Aku terobsesi rasa panas yang menggoda tenggorokanku.
Alkohol membuat semuanya melayang, halusinasi jadi kawan baik.
Membuatku tergeletak di trotoar persimpangan jalan, ditemani remang redup lampu-lampu kota.
“Selamat ulang tahun,” kuucapkan sekali lagi.
Tujuh tahun aku menyebrangi pasir hisap yang berisi nama dan senyummu.
Tidakkah kau ingin kembali?
Hari-hari gelap menuntunku terlena lebih dalam lagi.
Gelas demi gelas kuhabiskan, seolah ia bisa menutup hatiku yang telah berlubang.
Aku tidak menemukanmu pada sudut-sudut Surabaya di pagi hari.
Dinginnya malam bahkan tidak bisa menusukku lebih dalam setelah apa yang pernah kau lakukan.
Senyum-senyum kecil yang tersungging di bibirku hanya topeng buatan orang-orang bodoh.
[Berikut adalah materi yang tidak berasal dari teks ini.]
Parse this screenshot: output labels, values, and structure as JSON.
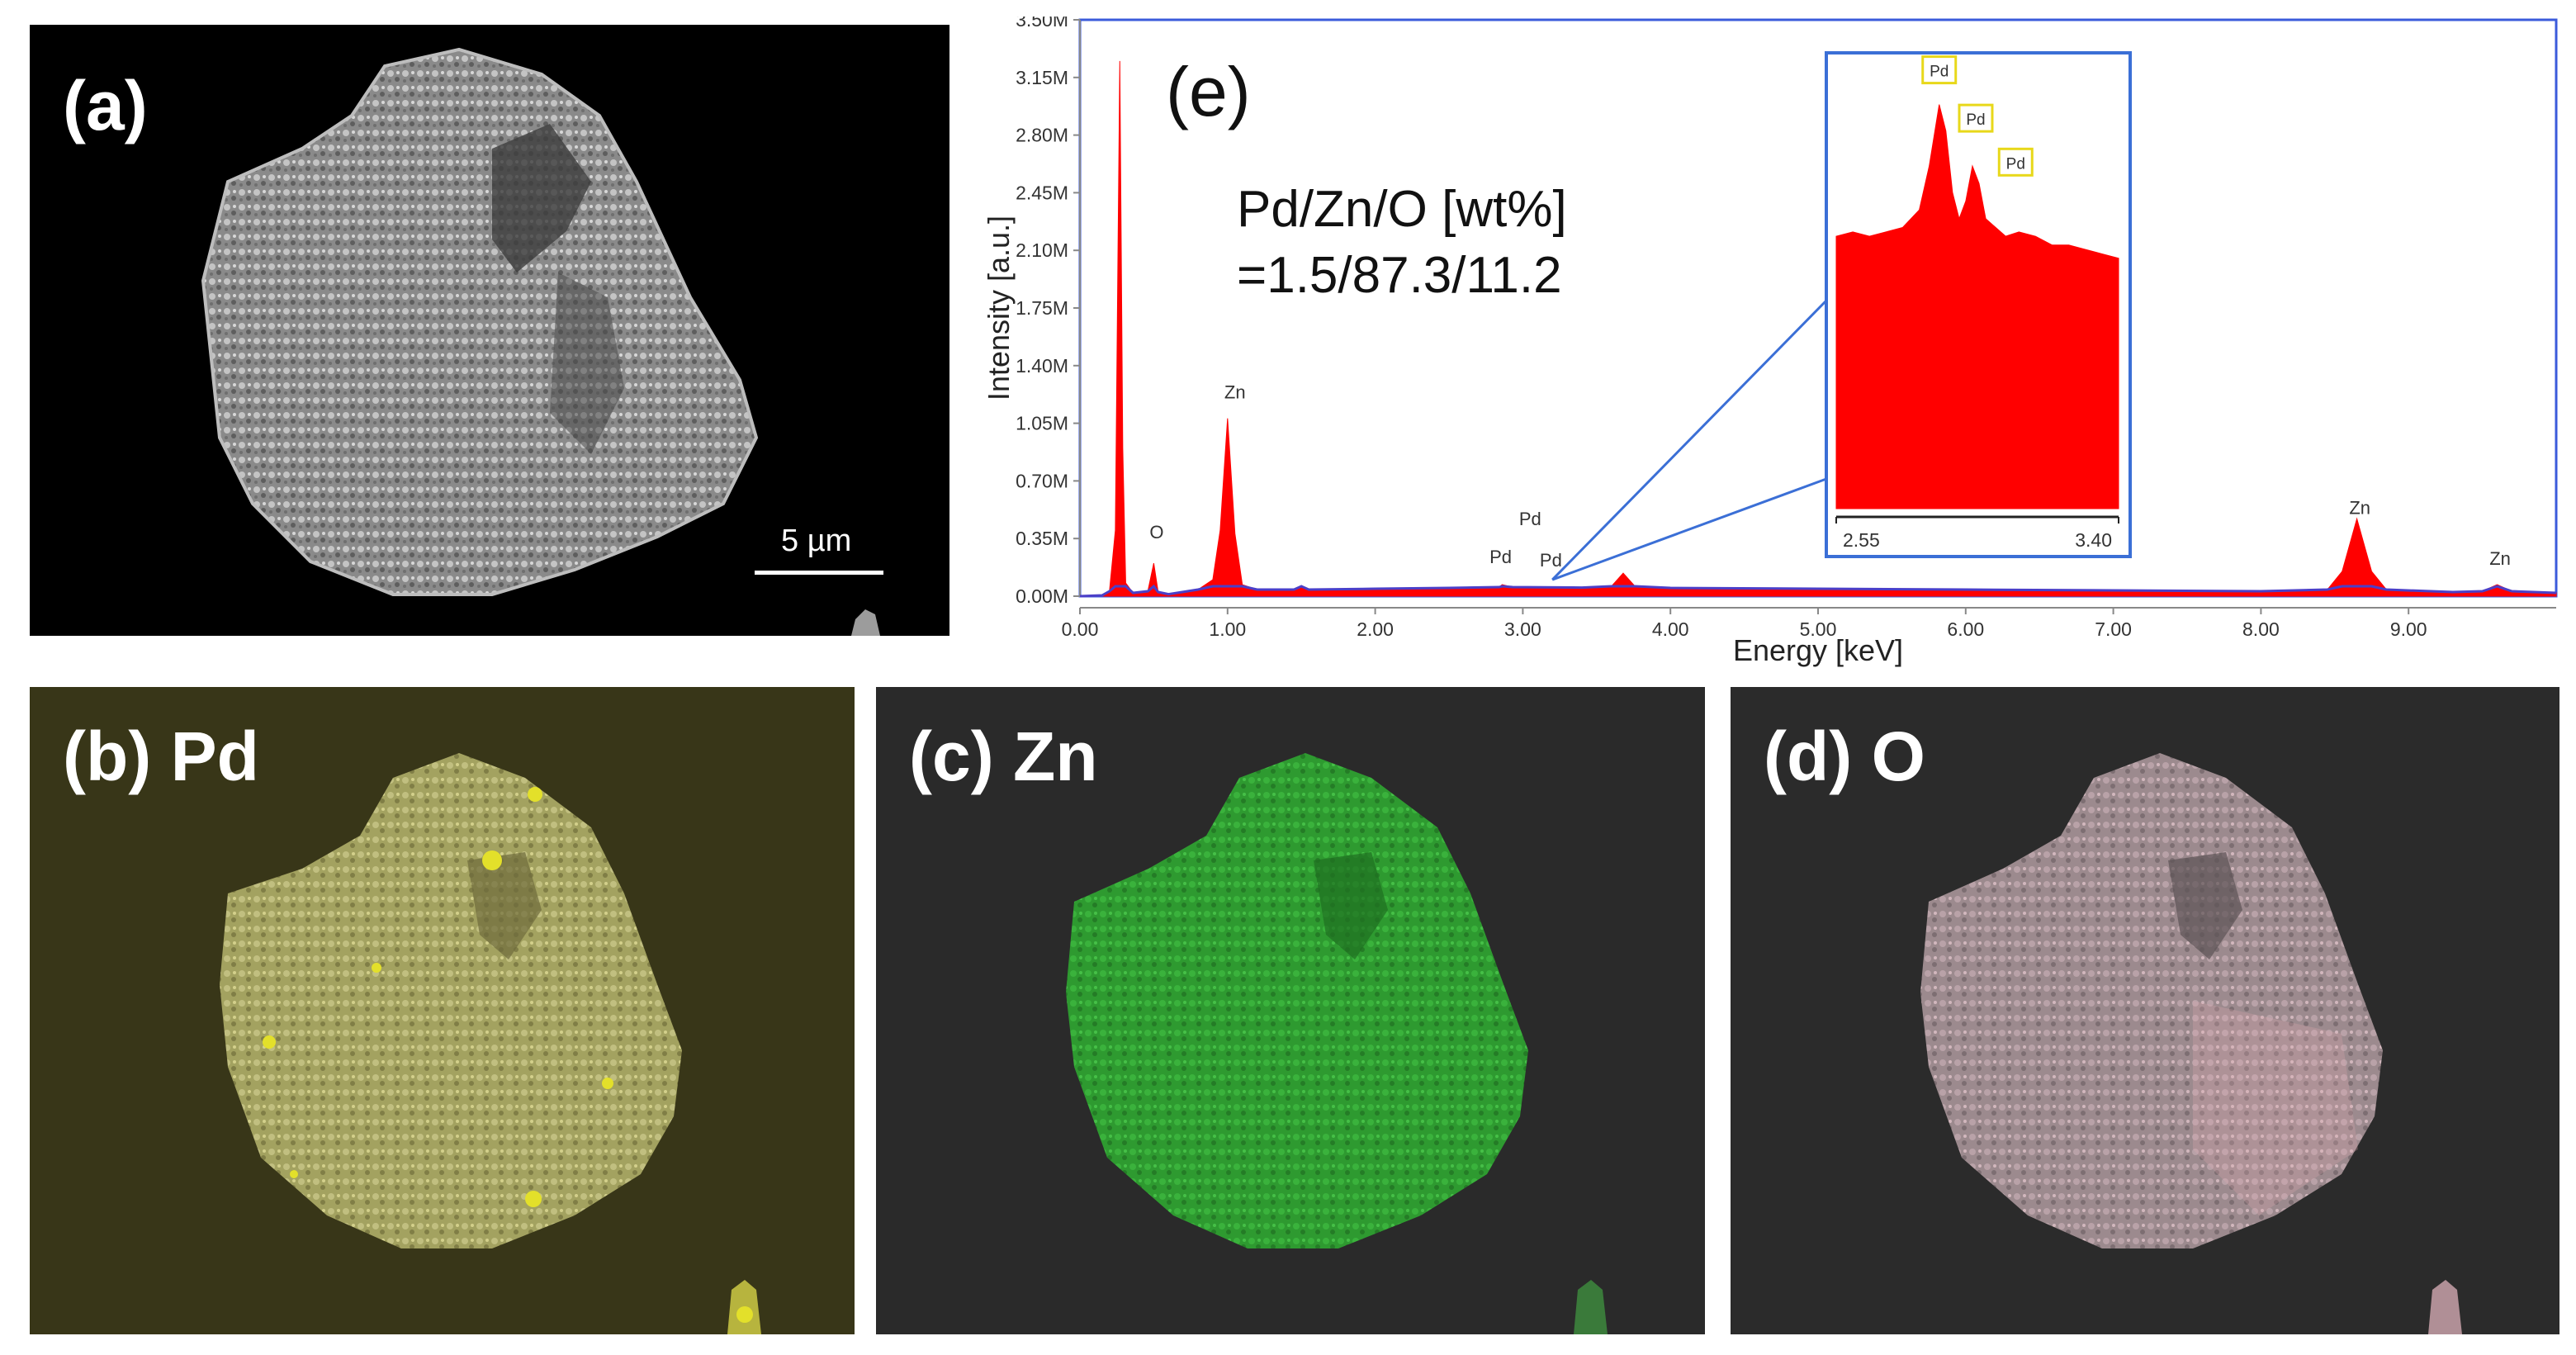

Aku membayar mahal pada hari-hari yang dinamakan bahagia saat kau termasuk di dalamnya.
Namun demi harga yang mahal, aku berhutang, dan sepertinya kematian menjadi penolong untuk melunasi hutang-hutang itu.
Kematian benar-benar solusi paling permanen untuk rasa sakit yang sementara.
Tapi aku berani bertaruh, bahkan jika mulutku robek karena terlalu sering memanggil namamu, bahkan jika kulit kepalaku tersayat, kau tak akan berhenti memberi garam kepada lukaku.
Proses penyembuhan sialan ini menyakitkan, memaksaku mendayung ke tengah lautan yang berisi raksasa-raksasa kejam tidak tau diri.
Memecutku dalam hening, bertubi-tubi, tak pernah ada ampun.
Sedang aku hanya terdiam seperti manusia tolol.
Namun aku akan tetap membayar mahal untuk hari-hari yang dinamakan bahagia, bahkan jika kau tak masuk di dalamnya.